The DSR’s missile recommendation wasn’t a new one. There are already active projects to acquire the M142 HIMARS long-range precision missile system and a vehicle-based anti-ship missile capability. The armoured vehicle programs were scaled down ostensibly to free up funding to accelerate and increase these missile programs.
The 26 April announcement said the government will commit $1.6 billion to acquiring additional long-range strike systems and $2.5 billion into manufacturing some of these systems in Australia.

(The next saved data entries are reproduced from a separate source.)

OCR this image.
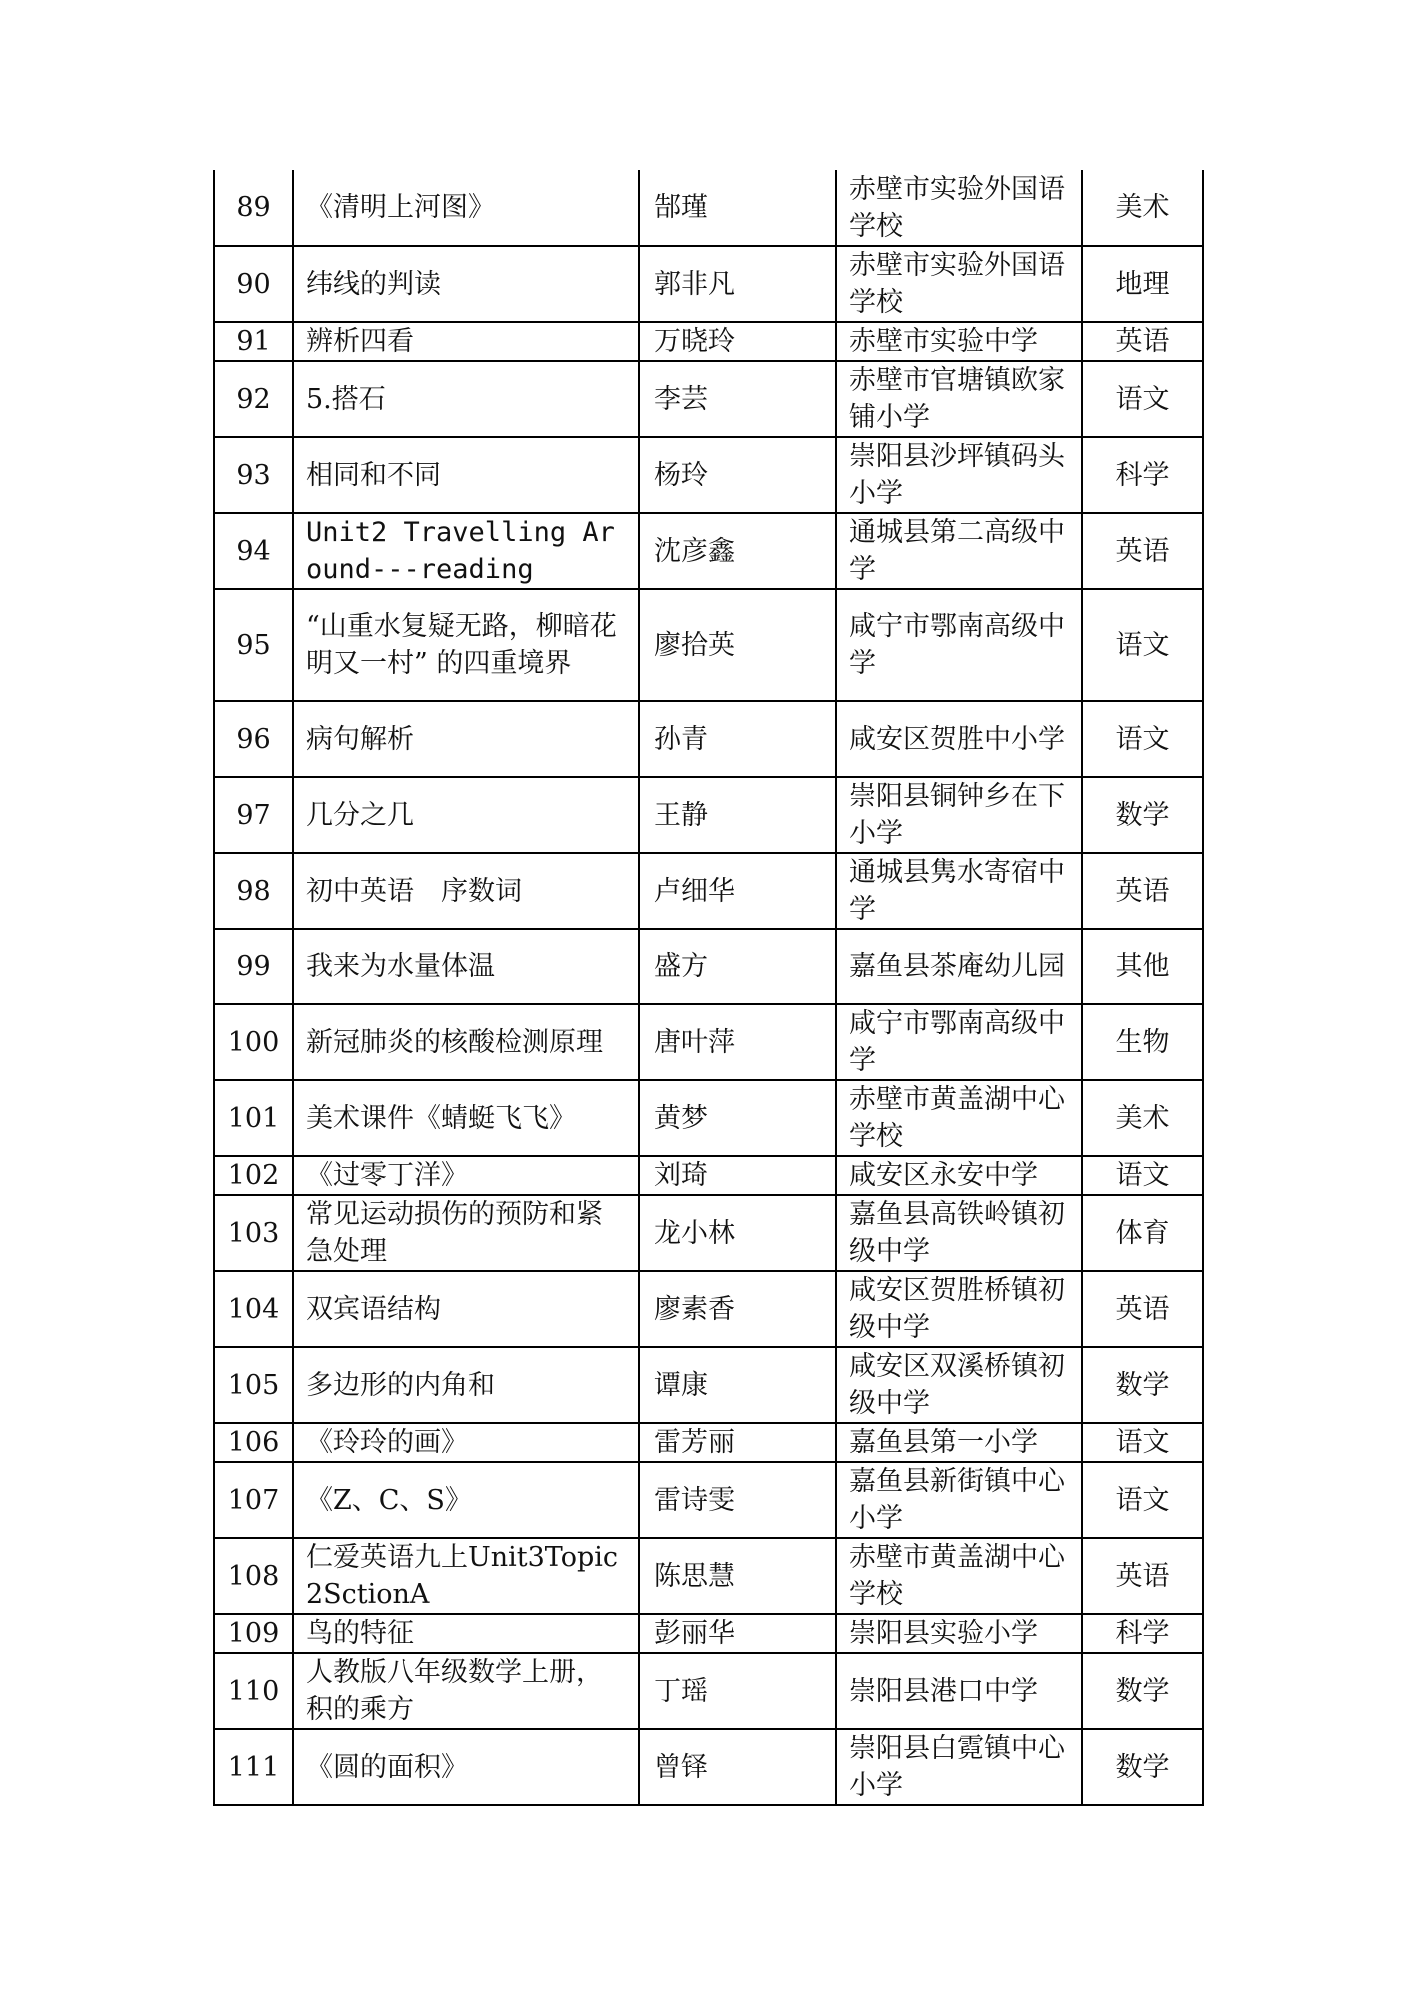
89	《清明上河图》	郜瑾	赤壁市实验外国语学校	美术
90	纬线的判读	郭非凡	赤壁市实验外国语学校	地理
91	辨析四看	万晓玲	赤壁市实验中学	英语
92	5.搭石	李芸	赤壁市官塘镇欧家铺小学	语文
93	相同和不同	杨玲	崇阳县沙坪镇码头小学	科学
94	Unit2 Travelling Around---reading	沈彦鑫	通城县第二高级中学	英语
95	“山重水复疑无路，柳暗花明又一村” 的四重境界	廖拾英	咸宁市鄂南高级中学	语文
96	病句解析	孙青	咸安区贺胜中小学	语文
97	几分之几	王静	崇阳县铜钟乡在下小学	数学
98	初中英语　序数词	卢细华	通城县隽水寄宿中学	英语
99	我来为水量体温	盛方	嘉鱼县茶庵幼儿园	其他
100	新冠肺炎的核酸检测原理	唐叶萍	咸宁市鄂南高级中学	生物
101	美术课件《蜻蜓飞飞》	黄梦	赤壁市黄盖湖中心学校	美术
102	《过零丁洋》	刘琦	咸安区永安中学	语文
103	常见运动损伤的预防和紧急处理	龙小林	嘉鱼县高铁岭镇初级中学	体育
104	双宾语结构	廖素香	咸安区贺胜桥镇初级中学	英语
105	多边形的内角和	谭康	咸安区双溪桥镇初级中学	数学
106	《玲玲的画》	雷芳丽	嘉鱼县第一小学	语文
107	《Z、C、S》	雷诗雯	嘉鱼县新街镇中心小学	语文
108	仁爱英语九上Unit3Topic2SctionA	陈思慧	赤壁市黄盖湖中心学校	英语
109	鸟的特征	彭丽华	崇阳县实验小学	科学
110	人教版八年级数学上册，积的乘方	丁瑶	崇阳县港口中学	数学
111	《圆的面积》	曾铎	崇阳县白霓镇中心小学	数学
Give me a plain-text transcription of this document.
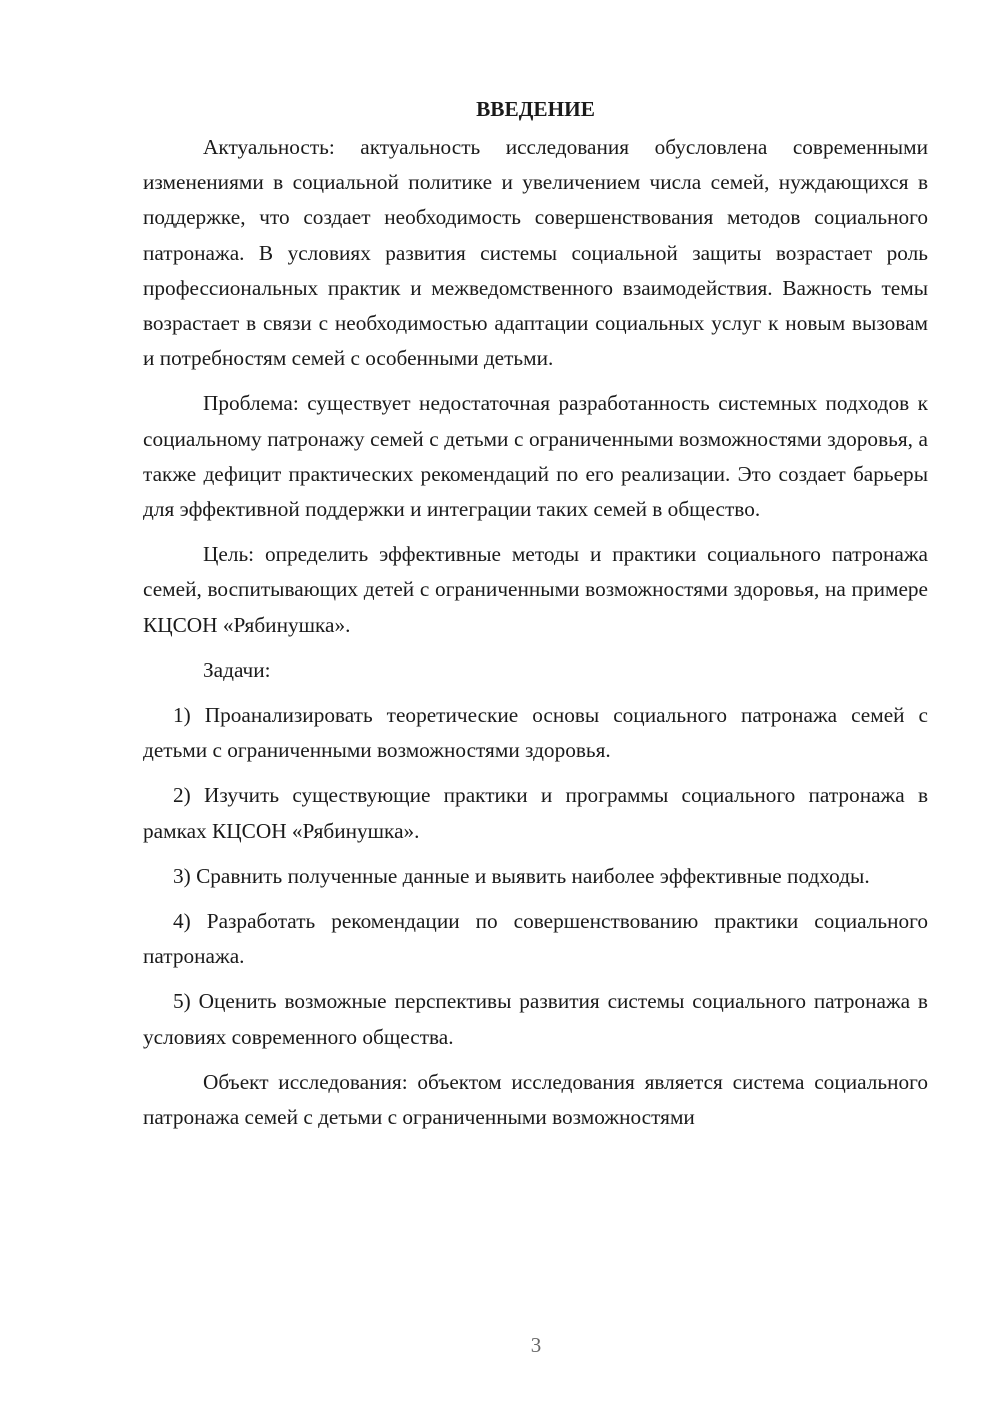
ВВЕДЕНИЕ

Актуальность: актуальность исследования обусловлена современными изменениями в социальной политике и увеличением числа семей, нуждающихся в поддержке, что создает необходимость совершенствования методов социального патронажа. В условиях развития системы социальной защиты возрастает роль профессиональных практик и межведомственного взаимодействия. Важность темы возрастает в связи с необходимостью адаптации социальных услуг к новым вызовам и потребностям семей с особенными детьми.

Проблема: существует недостаточная разработанность системных подходов к социальному патронажу семей с детьми с ограниченными возможностями здоровья, а также дефицит практических рекомендаций по его реализации. Это создает барьеры для эффективной поддержки и интеграции таких семей в общество.

Цель: определить эффективные методы и практики социального патронажа семей, воспитывающих детей с ограниченными возможностями здоровья, на примере КЦСОН «Рябинушка».

Задачи:

1) Проанализировать теоретические основы социального патронажа семей с детьми с ограниченными возможностями здоровья.

2) Изучить существующие практики и программы социального патронажа в рамках КЦСОН «Рябинушка».

3) Сравнить полученные данные и выявить наиболее эффективные подходы.

4) Разработать рекомендации по совершенствованию практики социального патронажа.

5) Оценить возможные перспективы развития системы социального патронажа в условиях современного общества.

Объект исследования: объектом исследования является система социального патронажа семей с детьми с ограниченными возможностями

3
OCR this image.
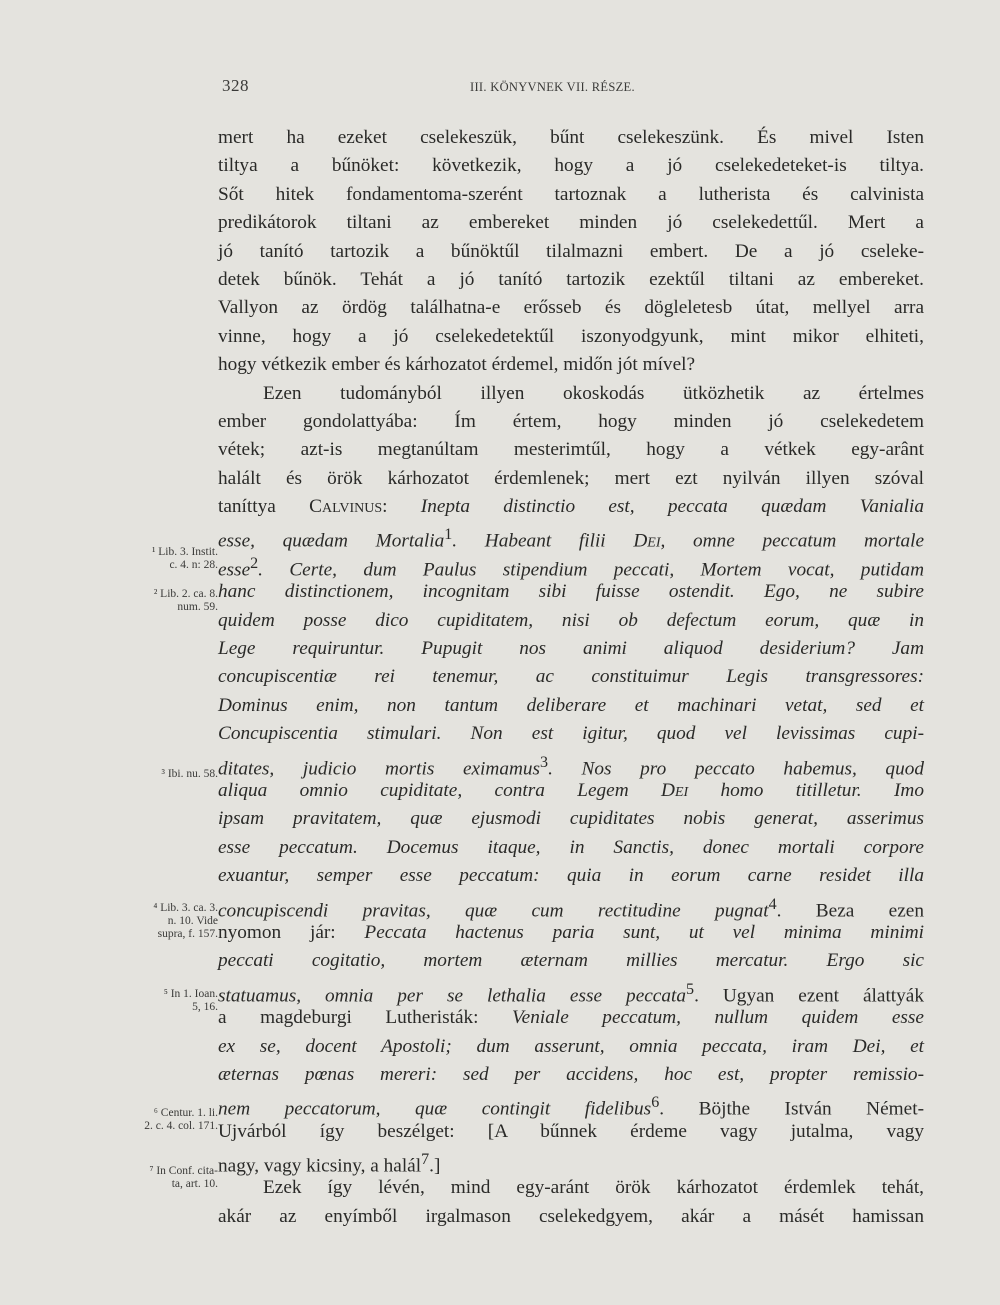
328	III. KÖNYVNEK VII. RÉSZE.
mert ha ezeket cselekeszük, bűnt cselekeszünk. És mivel Isten
tiltya a bűnöket: következik, hogy a jó cselekedeteket-is tiltya.
Sőt hitek fondamentoma-szerént tartoznak a lutherista és calvinista
predikátorok tiltani az embereket minden jó cselekedettűl. Mert a
jó tanító tartozik a bűnöktűl tilalmazni embert. De a jó cseleke-
detek bűnök. Tehát a jó tanító tartozik ezektűl tiltani az embereket.
Vallyon az ördög találhatna-e erősseb és dögleletesb útat, mellyel arra
vinne, hogy a jó cselekedetektűl iszonyodgyunk, mint mikor elhiteti,
hogy vétkezik ember és kárhozatot érdemel, midőn jót mível?
Ezen tudományból illyen okoskodás ütközhetik az értelmes
ember gondolattyába: Ím értem, hogy minden jó cselekedetem
vétek; azt-is megtanúltam mesterimtűl, hogy a vétkek egy-arânt
halált és örök kárhozatot érdemlenek; mert ezt nyilván illyen szóval
taníttya Calvinus: Inepta distinctio est, peccata quædam Vanialia
esse, quædam Mortalia$^1$. Habeant filii Dei, omne peccatum mortale
esse$^2$. Certe, dum Paulus stipendium peccati, Mortem vocat, putidam
hanc distinctionem, incognitam sibi fuisse ostendit. Ego, ne subire
quidem posse dico cupiditatem, nisi ob defectum eorum, quæ in
Lege requiruntur. Pupugit nos animi aliquod desiderium? Jam
concupiscentiæ rei tenemur, ac constituimur Legis transgressores:
Dominus enim, non tantum deliberare et machinari vetat, sed et
Concupiscentia stimulari. Non est igitur, quod vel levissimas cupi-
ditates, judicio mortis eximamus$^3$. Nos pro peccato habemus, quod
aliqua omnio cupiditate, contra Legem Dei homo titilletur. Imo
ipsam pravitatem, quæ ejusmodi cupiditates nobis generat, asserimus
esse peccatum. Docemus itaque, in Sanctis, donec mortali corpore
exuantur, semper esse peccatum: quia in eorum carne residet illa
concupiscendi pravitas, quæ cum rectitudine pugnat$^4$. Beza ezen
nyomon jár: Peccata hactenus paria sunt, ut vel minima minimi
peccati cogitatio, mortem æternam millies mercatur. Ergo sic
statuamus, omnia per se lethalia esse peccata$^5$. Ugyan ezent álattyák
a magdeburgi Lutheristák: Veniale peccatum, nullum quidem esse
ex se, docent Apostoli; dum asserunt, omnia peccata, iram Dei, et
æternas pœnas mereri: sed per accidens, hoc est, propter remissio-
nem peccatorum, quæ contingit fidelibus$^6$. Böjthe István Német-
Ujvárból így beszélget: [A bűnnek érdeme vagy jutalma, vagy
nagy, vagy kicsiny, a halál$^7$.]
Ezek így lévén, mind egy-aránt örök kárhozatot érdemlek tehát,
akár az enyímből irgalmason cselekedgyem, akár a másét hamissan
¹ Lib. 3. Instit.
c. 4. n: 28.
² Lib. 2. ca. 8.
num. 59.
³ Ibi. nu. 58.
⁴ Lib. 3. ca. 3.
n. 10. Vide
supra, f. 157.
⁵ In 1. Ioan.
5, 16.
⁶ Centur. 1. li.
2. c. 4. col. 171.
⁷ In Conf. cita-
ta, art. 10.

Apart from doubling the number of HIMARS and hastening their purchase, one of the acquisitions would be an acceleration of the developmental Precision Strike Missile (PrSM) program, for which Australia is a cooperative development partner with the US Army.
Manufactured by Lockheed Martin, the PrSM will provide precision strike capabilities against fixed and, in the future, moving targets at ranges of between 500 and 1000 km and will be compatible with the HIMARS launcher.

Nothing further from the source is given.